I am working on a project where I am using a VGG to process images. I am passing two input at once in a batch to the VGG, and I am observing that the output for each input in the batch is different from the corresponding output when the input is processed individually.
After checking the output of each layer, I found the output differs from a conv2d layer, features[7].
I have checked the implementation of the convolutional layer, and I am confident that the forward pass is being performed correctly.
I suspect that there may be some other issue that I am overlooking, and I would appreciate any insights or suggestions on how to resolve this issue.
Here is my test code:
import torch
import torchvision
model = torchvision.models.vgg16(weights=torchvision.models.VGG16_Weights.DEFAULT).eval().cuda()

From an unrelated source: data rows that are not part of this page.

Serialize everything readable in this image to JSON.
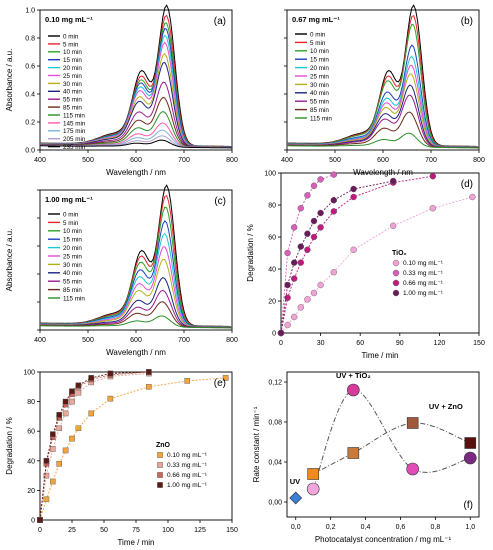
{
  "colors": {
    "axis": "#000000",
    "spectra": [
      "#000000",
      "#e8262b",
      "#2ca02c",
      "#1f3fbf",
      "#1cc7d4",
      "#e44bd9",
      "#b5b01a",
      "#1a237e",
      "#9b1b8f",
      "#6b2d1a",
      "#2a8f2a",
      "#ff5aa8",
      "#7cb2d8",
      "#b0a0d0"
    ],
    "tio2": [
      "#f1a3d6",
      "#d85fb8",
      "#c01a7f",
      "#6b1a5c"
    ],
    "zno": [
      "#f4a23a",
      "#e9a79a",
      "#c9695b",
      "#5b1b14"
    ],
    "f_markers": {
      "uv": "#3a7fd6",
      "tio2_010": "#f3a6de",
      "tio2_033": "#d63a9a",
      "tio2_067": "#e14cb8",
      "tio2_100": "#7a2a82",
      "zno_010": "#f08a1e",
      "zno_033": "#c77a3a",
      "zno_067": "#9e5a3a",
      "zno_100": "#5b1010"
    }
  },
  "panels": {
    "a": {
      "label": "(a)",
      "conc": "0.10 mg mL⁻¹",
      "xlabel": "Wavelength / nm",
      "ylabel": "Absorbance / a.u.",
      "legend": [
        "0 min",
        "5 min",
        "10 min",
        "15 min",
        "20 min",
        "25 min",
        "30 min",
        "40 min",
        "55 min",
        "85 min",
        "115 min",
        "145 min",
        "175 min",
        "205 min",
        "235 min"
      ],
      "xticks": [
        "400",
        "500",
        "600",
        "700",
        "800"
      ],
      "yticks": [
        "0.0",
        "0.2",
        "0.4",
        "0.6",
        "0.8",
        "1.0"
      ]
    },
    "b": {
      "label": "(b)",
      "conc": "0.67 mg mL⁻¹",
      "xlabel": "Wavelength / nm",
      "ylabel": "",
      "legend": [
        "0 min",
        "5 min",
        "10 min",
        "15 min",
        "20 min",
        "25 min",
        "30 min",
        "40 min",
        "55 min",
        "85 min",
        "115 min"
      ],
      "xticks": [
        "400",
        "500",
        "600",
        "700",
        "800"
      ],
      "yticks": []
    },
    "c": {
      "label": "(c)",
      "conc": "1.00 mg mL⁻¹",
      "xlabel": "Wavelength / nm",
      "ylabel": "Absorbance / a.u.",
      "legend": [
        "0 min",
        "5 min",
        "10 min",
        "15 min",
        "20 min",
        "25 min",
        "30 min",
        "40 min",
        "55 min",
        "85 min",
        "115 min"
      ],
      "xticks": [
        "400",
        "500",
        "600",
        "700",
        "800"
      ],
      "yticks": []
    },
    "d": {
      "label": "(d)",
      "xlabel": "Time / min",
      "ylabel": "Degradation / %",
      "legend_title": "TiO₂",
      "legend": [
        "0.10 mg mL⁻¹",
        "0.33 mg mL⁻¹",
        "0.66 mg mL⁻¹",
        "1.00 mg mL⁻¹"
      ],
      "xticks": [
        "0",
        "30",
        "60",
        "90",
        "120",
        "150"
      ],
      "yticks": [
        "0",
        "20",
        "40",
        "60",
        "80",
        "100"
      ]
    },
    "e": {
      "label": "(e)",
      "xlabel": "Time / min",
      "ylabel": "Degradation / %",
      "legend_title": "ZnO",
      "legend": [
        "0.10 mg mL⁻¹",
        "0.33 mg mL⁻¹",
        "0.66 mg mL⁻¹",
        "1.00 mg mL⁻¹"
      ],
      "xticks": [
        "0",
        "25",
        "50",
        "75",
        "100",
        "125",
        "150"
      ],
      "yticks": [
        "0",
        "20",
        "40",
        "60",
        "80",
        "100"
      ]
    },
    "f": {
      "label": "(f)",
      "xlabel": "Photocatalyst concentration / mg mL⁻¹",
      "ylabel": "Rate constant / min⁻¹",
      "annotations": [
        "UV",
        "UV + TiO₂",
        "UV + ZnO"
      ],
      "xticks": [
        "0,0",
        "0,2",
        "0,4",
        "0,6",
        "0,8",
        "1,0"
      ],
      "yticks": [
        "0,00",
        "0,04",
        "0,08",
        "0,12"
      ]
    }
  },
  "chart_data": [
    {
      "type": "line",
      "panel": "a",
      "xlim": [
        400,
        800
      ],
      "ylim": [
        0,
        1.0
      ],
      "peak_values": [
        1.0,
        0.93,
        0.88,
        0.84,
        0.79,
        0.74,
        0.66,
        0.6,
        0.46,
        0.35,
        0.25,
        0.17,
        0.12,
        0.08,
        0.05
      ]
    },
    {
      "type": "line",
      "panel": "b",
      "xlim": [
        400,
        800
      ],
      "ylim": [
        0,
        1.0
      ],
      "peak_values": [
        1.0,
        0.93,
        0.87,
        0.72,
        0.64,
        0.58,
        0.52,
        0.44,
        0.37,
        0.25,
        0.1
      ]
    },
    {
      "type": "line",
      "panel": "c",
      "xlim": [
        400,
        800
      ],
      "ylim": [
        0,
        1.0
      ],
      "peak_values": [
        1.0,
        0.93,
        0.85,
        0.75,
        0.66,
        0.57,
        0.48,
        0.35,
        0.26,
        0.18,
        0.08
      ]
    },
    {
      "type": "scatter",
      "panel": "d",
      "xlim": [
        0,
        150
      ],
      "ylim": [
        0,
        100
      ],
      "series": [
        {
          "name": "0.10 mg mL⁻¹",
          "x": [
            0,
            5,
            10,
            15,
            20,
            25,
            30,
            40,
            55,
            85,
            115,
            145
          ],
          "y": [
            0,
            5,
            10,
            16,
            21,
            25,
            30,
            38,
            52,
            67,
            78,
            85
          ]
        },
        {
          "name": "0.33 mg mL⁻¹",
          "x": [
            0,
            5,
            10,
            15,
            20,
            25,
            30,
            40
          ],
          "y": [
            0,
            50,
            66,
            78,
            86,
            92,
            96,
            99
          ]
        },
        {
          "name": "0.66 mg mL⁻¹",
          "x": [
            0,
            5,
            10,
            15,
            20,
            25,
            30,
            40,
            55,
            85,
            115
          ],
          "y": [
            0,
            22,
            34,
            44,
            52,
            60,
            66,
            76,
            85,
            94,
            98
          ]
        },
        {
          "name": "1.00 mg mL⁻¹",
          "x": [
            0,
            5,
            10,
            15,
            20,
            25,
            30,
            40,
            55,
            85
          ],
          "y": [
            0,
            30,
            44,
            54,
            62,
            70,
            75,
            83,
            90,
            95
          ]
        }
      ]
    },
    {
      "type": "scatter",
      "panel": "e",
      "xlim": [
        0,
        150
      ],
      "ylim": [
        0,
        100
      ],
      "series": [
        {
          "name": "0.10 mg mL⁻¹",
          "x": [
            0,
            5,
            10,
            15,
            20,
            25,
            30,
            40,
            55,
            85,
            115,
            145
          ],
          "y": [
            0,
            14,
            26,
            38,
            47,
            55,
            62,
            72,
            82,
            90,
            94,
            96
          ]
        },
        {
          "name": "0.33 mg mL⁻¹",
          "x": [
            0,
            5,
            10,
            15,
            20,
            25,
            30,
            40,
            55,
            85
          ],
          "y": [
            0,
            30,
            48,
            62,
            72,
            80,
            86,
            93,
            97,
            99
          ]
        },
        {
          "name": "0.66 mg mL⁻¹",
          "x": [
            0,
            5,
            10,
            15,
            20,
            25,
            30,
            40,
            55,
            85
          ],
          "y": [
            0,
            38,
            56,
            69,
            78,
            85,
            90,
            95,
            98,
            100
          ]
        },
        {
          "name": "1.00 mg mL⁻¹",
          "x": [
            0,
            5,
            10,
            15,
            20,
            25,
            30,
            40,
            55,
            85
          ],
          "y": [
            0,
            40,
            58,
            71,
            80,
            87,
            91,
            96,
            99,
            100
          ]
        }
      ]
    },
    {
      "type": "scatter",
      "panel": "f",
      "xlim": [
        -0.05,
        1.05
      ],
      "ylim": [
        -0.015,
        0.13
      ],
      "points": [
        {
          "group": "UV",
          "x": 0.0,
          "y": 0.004,
          "shape": "diamond"
        },
        {
          "group": "TiO₂",
          "x": 0.1,
          "y": 0.013,
          "shape": "circle"
        },
        {
          "group": "TiO₂",
          "x": 0.33,
          "y": 0.112,
          "shape": "circle"
        },
        {
          "group": "TiO₂",
          "x": 0.67,
          "y": 0.033,
          "shape": "circle"
        },
        {
          "group": "TiO₂",
          "x": 1.0,
          "y": 0.044,
          "shape": "circle"
        },
        {
          "group": "ZnO",
          "x": 0.1,
          "y": 0.028,
          "shape": "square"
        },
        {
          "group": "ZnO",
          "x": 0.33,
          "y": 0.049,
          "shape": "square"
        },
        {
          "group": "ZnO",
          "x": 0.67,
          "y": 0.079,
          "shape": "square"
        },
        {
          "group": "ZnO",
          "x": 1.0,
          "y": 0.059,
          "shape": "square"
        }
      ]
    }
  ]
}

x = torch.rand(2, 3, 224, 224).cuda()
x1 = x[None, 1]
diffs = [(model.features[:i + 1](x)[1] - model.features[:i + 1](x1)).abs().sum().item() for i in range(30)]
print(diffs)
It shows:
[0.0, 0.0, 0.0, 0.0, 0.0, 0.0, 0.0, 7.0730438232421875, 1.6718090772628784, 0.8785703182220459, 41.91109085083008, 16.41341781616211, 152.1153106689453, 42.8715705871582, 290.87322998046875, 30.523223876953125, 15.055337905883789, 134.59072875976562, 29.589153289794922, 140.07200622558594, 28.335479736328125, 140.5168914794922, 8.338151931762695, 3.884805917739868, 20.979028701782227, 4.820128440856934, 20.844335556030273, 3.523458480834961, 17.630252838134766, 0.9822019934654236]
–
I found it only happens in cuda. If layer is in cpu, there is no problem. Why?